A number of obstacles stood in the way of contemporary women who wished to become painters. Their training would involve both the dissection of cadavers and the study of the nude male form, while the system of apprenticeship meant that the aspiring artist would need to live with an older artist for 4–5 years, often beginning from the age of 9-15. For these reasons, female artists were extremely rare, and those that did make it through were typically trained by a close relative, in van Hemessen's case, by her father, Jan Sanders van Hemessen.

She was the daughter of Jan Sanders van Hemessen (c. 1500-after 1563), a prominent Mannerist painter in Antwerp who had studied in Italy. Her father is believed to have been her teacher and she likely collaborated with him on many of his paintings She became a master in the Guild of St. Luke and was the teacher of three students.

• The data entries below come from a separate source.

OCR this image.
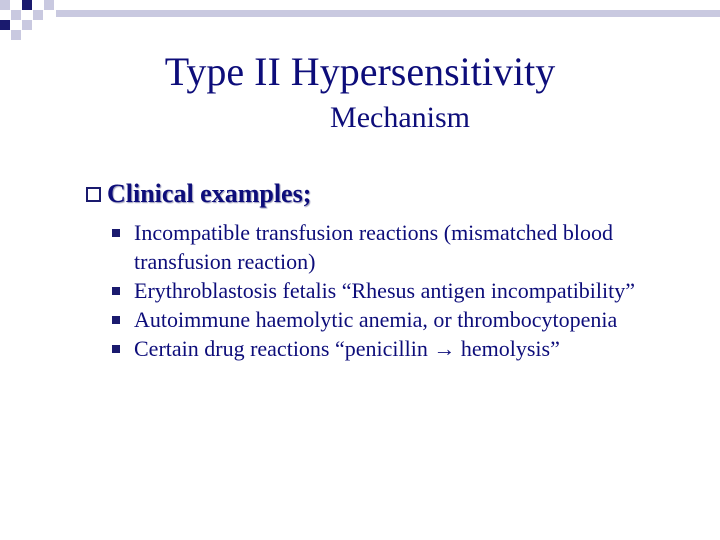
Type II Hypersensitivity
Mechanism
Clinical examples;
Incompatible transfusion reactions (mismatched blood transfusion reaction)
Erythroblastosis fetalis “Rhesus antigen incompatibility”
Autoimmune haemolytic anemia, or thrombocytopenia
Certain drug reactions “penicillin → hemolysis”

Van Hemessen was a successful painter. She gained an important patron in the 1540s in the person of Maria of Austria, who served as regent of the Low Countries on behalf of her brother Charles V. In 1554, van Hemessen married Christian de Morien, an organist at the Antwerp Cathedral, which was at that time an important post. In 1556, when Maria resigned her post and returned to Spain, Catharina and her husband moved, at the invitation of her patron, to Spain. Two years later, when Maria died, Catharina was given a sizeable pension for life. Catharina and her husband returned to Antwerp where they are recorded in 1661. At that time the couple was childless. Her husband received an appointment to work in 's-Hertogenbosch and the couple moved there around 1565.